L’Annuario del lavoro 2016 ha riportato tra le altre cose un lungo articolo del professor Tiziano Treu, che ha fatto il punto delle diverse riforme del lavoro che si sono succedute in questi ultimi anni, facendo il punto argomento per argomento. Un lavoro importante, per l’autorevolezza di chi lo ha redatto, soprattutto perché l’affastellarsi dei diversi interventi ha causato molta incertezza. Una voce chiara che spieghi nei dettagli, per ciascun istituto cosa è accaduto e indichi anche cosa sarebbe bene fare, rappresenta un aiuto importante per chi si aggira nel vasto mondo del lavoro.
E’ nella considerazione della rilevanza di questo lavoro che abbiamo deciso di farlo conoscere a tutti i lettori de Il diario del lavoro che non sempre si identificano con quelli dell’Annuario del lavoro. Pubblicheremo così i diversi paragrafi del lavoro del professor Treu che ringraziamo per la disponibilità che ci ha dimostrato.
Le riforme del lavoro degli ultimi anni (quarta puntata)
5. La ridefinizione dei confini fra lavoro dipendente e autonomo: il criterio della etero direzione
L’art.2 del dlg 81/2015 è fra le norme più discusse del decreto, perché non si limita ad abolire il contratto a progetto bensì interviene nella ultradecennale querelle qualificatoria riguardante la distinzione fra rapporto di lavoro subordinato e lavoro autonomo.
L’innovazione centrale del decreto discende dalla scelta di sostituire al criterio della etero direzione, tradizionalmente utilizzato per identificare la subordinazione di cui all’art. 2094, il diverso criterio dell’etero organizzazione.
Sul significato di questo criterio, su cui anche io mi sono espresso, esistono posizioni diverse12. E’ indubbio che la nuova norma ha comportato uno spostamento dei confini fra lavoro subordinato e autonomo, con un ampliamento dell’ambito del lavoro subordinato a scapito di quello autonomo, e specificamente di quell’“area grigia” costituita dalla cd. parasubordinazione.
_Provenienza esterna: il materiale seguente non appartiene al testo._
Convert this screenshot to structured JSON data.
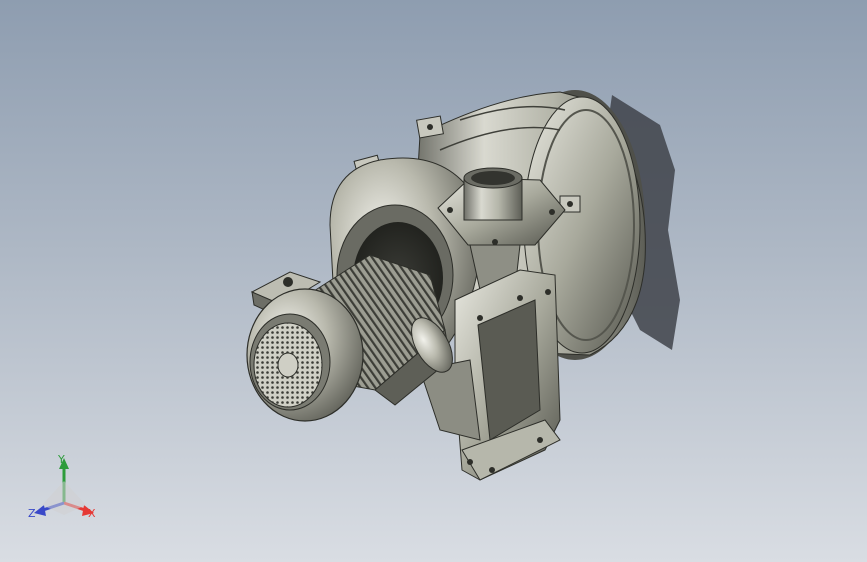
{
  "viewport": {
    "background_top": "#8e9db0",
    "background_bottom": "#d9dde3",
    "model": "centrifugal-blower-assembly"
  },
  "triad": {
    "x_label": "X",
    "y_label": "Y",
    "z_label": "Z",
    "x_color": "#e53935",
    "y_color": "#2e9c3c",
    "z_color": "#3949c8"
  }
}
La indicazione legislativa è più netta di quella proveniente dai precedenti tentativi di regolazione, che erano diretti a colpire i casi di abuso nella scelta del tipo con il ricorso alle presunzioni, variamente configurate. La tecnica delle presunzioni si è rivelata alquanto contrastata e di incerto utilizzo per motivi largamente condivisi; sono alla base del cambio di approccio del Jobs Act.
La riduzione delle collaborazioni è il risultato delle modifiche legislative culminate nel Jobs Act, cui hanno peraltro contribuito fattori diversi, economici e normativi: anzitutto l’aumento progressivo dei costi di questi rapporti che ne ha ridotto la distanza da quelli del lavoro subordinato, poi la maggiore attrattività sia economica sia normativa del nuovo contratto di lavoro subordinato a tutele crescenti, infine la ridefinizione dei confini fra i due tipi con l’allargamento della fattispecie, (o, secondo altre interpretazioni, dell’ambito di applicazione della disciplina) del lavoro dipendente.
E’ prevedibile, ma andrebbe verificato con verifiche di dettaglio, che le convenienze economiche introdotte dal legislatore, favoriscano l’attrazione nell’ambito del lavoro subordinato specie di quelle di collaborazione caratterizzate da forme di svolgimento e di organizzazione vicine a quelle tipiche della subordinazione. Una evoluzione in tal senso sarebbe coerente con l’adozione del nuovo criterio della etero organizzazione al posto di quella tradizionale e ne rafforzerebbe la fragile tenuta qualificatoria.
Il monitoraggio del ministero del Lavoro segnala alcuni cambiamenti nella composizione dei lavoratori parasubordinati esclusivi, che possono essere indicativi in questo senso. Il rapporto rileva come sia scesa in particolare la quota dei giovani fino a 34 anni, mentre è aumentata quella degli over 35. Così pure si è alquanto ridotto il numero dei collaboratori esclusivi in monocommittenza, un’altra categoria vulnerabile e provvista di redditi particolarmente bassi.
Ho già rilevato che l’allargamento dell’area della subordinazione è sollecitato dalle modifiche intervenute nei sistemi produttivi e nelle modalità del lavoro, già colte da parte della giurisprudenza. Le implicazioni future di questa scelta dipenderanno da come la nuova normativa influenzerà le decisioni dei giudici, e per altro verso dalla evoluzione delle modalità concrete del lavoro, specie nel confine mobile fra autonomia e organizzazione.